September 17, 2022

When Florida Gov. Ron DeSantis lured migrants onto a plane in Texas with promises that they would find jobs and work papers in Boston, then dropped them in Martha’s Vineyard, he was echoing an earlier history that shows exactly who he is. Massachusetts state Sen. Julian Cyr immediately identified the similarities to the “reverse freedom rides” of the early 1960s, when segregationist politicians in Arkansas and other southern states bused Black families north to make a political point. That ugly history is very much at play as Republican politicians today bus and fly migrants to Illinois, New York, Washington, D.C., and now Martha’s Vineyard.

“For many years, certain politicians, educators, and certain religious leaders have used the white people of the South as a whipping boy, to put it mildly, to further their own ends and their political campaigns,” Amis Guthridge, one of the architects of the reverse freedom rides, is quoted in an in-depth 2019 piece by Gabrielle Emanuel at GBH News. “We’re going to find out if people like Ted Kennedy … and the Kennedys, all of them, really do have an interest in the Negro people, really do have a love for the Negro.”

Hundreds of Black people, mostly from Arkansas and Louisiana, were misled or, in some cases, coerced onto buses north, ending up in states from California to New Hampshire. But the largest number, nearly 100, were sent to Hyannis, Massachusetts. Because when Amis Guthridge said, “We’re going to find out if people like Ted Kennedy … and the Kennedys, all of them, really do have an interest in the Negro people, really do have a love for the Negro,” he was intending to send people literally to the Kennedys’ doorstep, or anyway to the bus stop closest to where the Kennedys spent their summers, telling them they would meet President John Kennedy when they arrived.

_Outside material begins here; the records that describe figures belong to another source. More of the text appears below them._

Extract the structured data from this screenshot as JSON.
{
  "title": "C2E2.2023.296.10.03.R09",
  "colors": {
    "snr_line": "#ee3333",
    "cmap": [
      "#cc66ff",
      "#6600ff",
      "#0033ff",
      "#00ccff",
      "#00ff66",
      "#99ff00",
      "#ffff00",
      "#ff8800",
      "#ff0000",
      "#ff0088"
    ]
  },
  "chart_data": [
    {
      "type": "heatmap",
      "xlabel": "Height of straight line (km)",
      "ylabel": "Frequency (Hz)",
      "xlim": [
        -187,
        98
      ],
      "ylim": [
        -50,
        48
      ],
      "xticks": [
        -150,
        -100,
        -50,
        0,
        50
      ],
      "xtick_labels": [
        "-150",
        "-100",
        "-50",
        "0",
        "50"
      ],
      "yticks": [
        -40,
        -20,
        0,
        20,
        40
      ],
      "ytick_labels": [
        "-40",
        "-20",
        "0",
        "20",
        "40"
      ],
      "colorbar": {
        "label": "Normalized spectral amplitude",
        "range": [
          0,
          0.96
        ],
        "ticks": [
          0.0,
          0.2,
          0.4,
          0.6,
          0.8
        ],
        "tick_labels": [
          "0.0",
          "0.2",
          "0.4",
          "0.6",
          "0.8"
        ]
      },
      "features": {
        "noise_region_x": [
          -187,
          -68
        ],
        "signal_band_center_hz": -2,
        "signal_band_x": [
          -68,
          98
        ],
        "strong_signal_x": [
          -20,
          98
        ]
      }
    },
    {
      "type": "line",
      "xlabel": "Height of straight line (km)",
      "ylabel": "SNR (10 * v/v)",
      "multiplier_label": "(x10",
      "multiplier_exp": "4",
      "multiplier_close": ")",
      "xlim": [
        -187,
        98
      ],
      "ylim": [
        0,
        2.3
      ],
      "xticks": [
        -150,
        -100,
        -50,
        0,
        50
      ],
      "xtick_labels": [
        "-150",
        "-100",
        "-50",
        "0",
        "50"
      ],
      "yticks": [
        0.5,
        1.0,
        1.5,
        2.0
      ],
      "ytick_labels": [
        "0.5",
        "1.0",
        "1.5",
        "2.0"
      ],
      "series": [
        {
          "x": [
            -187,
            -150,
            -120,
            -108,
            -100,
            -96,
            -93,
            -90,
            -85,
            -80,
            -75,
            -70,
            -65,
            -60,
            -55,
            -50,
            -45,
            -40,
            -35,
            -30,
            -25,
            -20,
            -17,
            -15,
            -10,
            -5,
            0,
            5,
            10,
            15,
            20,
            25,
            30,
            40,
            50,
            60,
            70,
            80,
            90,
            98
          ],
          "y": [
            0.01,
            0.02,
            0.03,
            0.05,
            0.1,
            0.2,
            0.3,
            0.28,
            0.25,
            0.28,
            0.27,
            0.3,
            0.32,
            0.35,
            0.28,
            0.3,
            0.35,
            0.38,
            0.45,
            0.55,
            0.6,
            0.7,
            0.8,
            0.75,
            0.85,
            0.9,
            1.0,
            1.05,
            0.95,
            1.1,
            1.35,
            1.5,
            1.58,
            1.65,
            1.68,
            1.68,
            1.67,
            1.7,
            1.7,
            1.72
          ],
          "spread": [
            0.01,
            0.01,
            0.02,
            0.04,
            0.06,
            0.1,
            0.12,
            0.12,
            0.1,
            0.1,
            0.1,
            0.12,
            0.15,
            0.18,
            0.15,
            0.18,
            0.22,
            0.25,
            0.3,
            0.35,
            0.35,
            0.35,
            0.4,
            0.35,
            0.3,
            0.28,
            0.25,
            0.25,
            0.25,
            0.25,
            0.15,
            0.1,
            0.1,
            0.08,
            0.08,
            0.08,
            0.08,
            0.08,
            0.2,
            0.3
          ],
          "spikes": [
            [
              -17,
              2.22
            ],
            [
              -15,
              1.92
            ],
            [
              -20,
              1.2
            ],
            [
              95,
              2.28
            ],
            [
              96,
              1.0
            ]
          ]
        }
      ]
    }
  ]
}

Now, we’ve got Ron DeSantis lying to migrants and sending them to where former President Barack Obama vacations in the summer. It’s eerie how the racists of today are replaying a largely forgotten campaign of the racists of the past.

Compare that quote from Guthridge decades ago with this one from DeSantis on Thursday: “Every community in America should be sharing in the burdens. It shouldn’t all fall on a handful of red states,” he told reporters. Other states “don’t like it as much when you get just a small, small, small amount compared to what these folks have dealt with in Texas and in other states.”

The racists of the 1960s had reporters waiting to meet Black southerners at the bus stop in Hyannis. The racists of the 2020s are taking advantage of technology: DeSantis sent a videographer on the plane to Martha’s Vineyard.

The racists of the 1960s threatened to take people off welfare rolls and promised that housing and jobs would be waiting for them. DeSantis had people told they would get work papers and jobs, and had the charter plane pilot tell them mid-flight that they were not going to Boston as promised.

Watching Texas Gov. Greg Abbott turn this project into major far-right street cred, DeSantis was so desperate to get the headlines from treating vulnerable migrants as political pawns that he used Florida taxpayer money to get migrants out of Texas. After the Martha’s Vineyard flight on Wednesday, Abbott had buses drop migrants off in front of the vice president’s residence in Washington, D.C., on Thursday.

Rep. Joaquin Castro, who represents San Antonio, where the migrants started their day before being flown to Martha’s Vineyard, tweeted, “The Department of Justice needs to investigate Governor DeSantis for using fraud and deception to lure people out of state only to abandon them without fulfilling his false promises. Same for Greg Abbott. They’re engaging in human trafficking.”

DeSantis and Abbott are also probably grasping at a way to get attention that distracts from abortion, since it’s become clear that punitive abortion policies are not an electoral boost for Republicans overall right now—as much as it might help in a Republican primary. But, as is the case with virtually every Republican policy these days, the cruelty is the point. Lying to people with nothing and dropping them on an island with scarce and expensive housing and no access to the promised resources is simply cruel. It’s the kind of thing you do if you enjoy other people’s suffering. As DeSantis and Abbott clearly do.

“They reported to me that these people got off the plane, men, women, and children from Venezuela, as they told me,” Rep. Bill Keating told CNN. “And they had a map or instructions in their hand where they would get housing and jobs. And it was a vacant parking lot, the destination.” It’s a juvenile prank mindset taken to a life-shattering, heavily resourced level.

Lisa Belcastro, head of the single homeless shelter on Martha’s Vineyard, echoed Keating’s point that these people were looking for jobs. “None of them wanted to come to Martha’s Vineyard. They’ve never heard of Martha’s Vineyard. This was a political move,” she said. “Not one person has asked for a handout; they have asked to work.”

Exploiting vulnerable people for political stunts is repulsive and cruel. Massachusetts is fully capable of handling asylum seekers, and I'll keep working with local, state, and federal partners to ensure we have the necessary resources to care for people with dignity,” Sen. Elizabeth Warren tweeted.

According to state Rep. Dylan Fernandes, the state attorney general’s office is helping local officials find immigration attorneys for the migrants.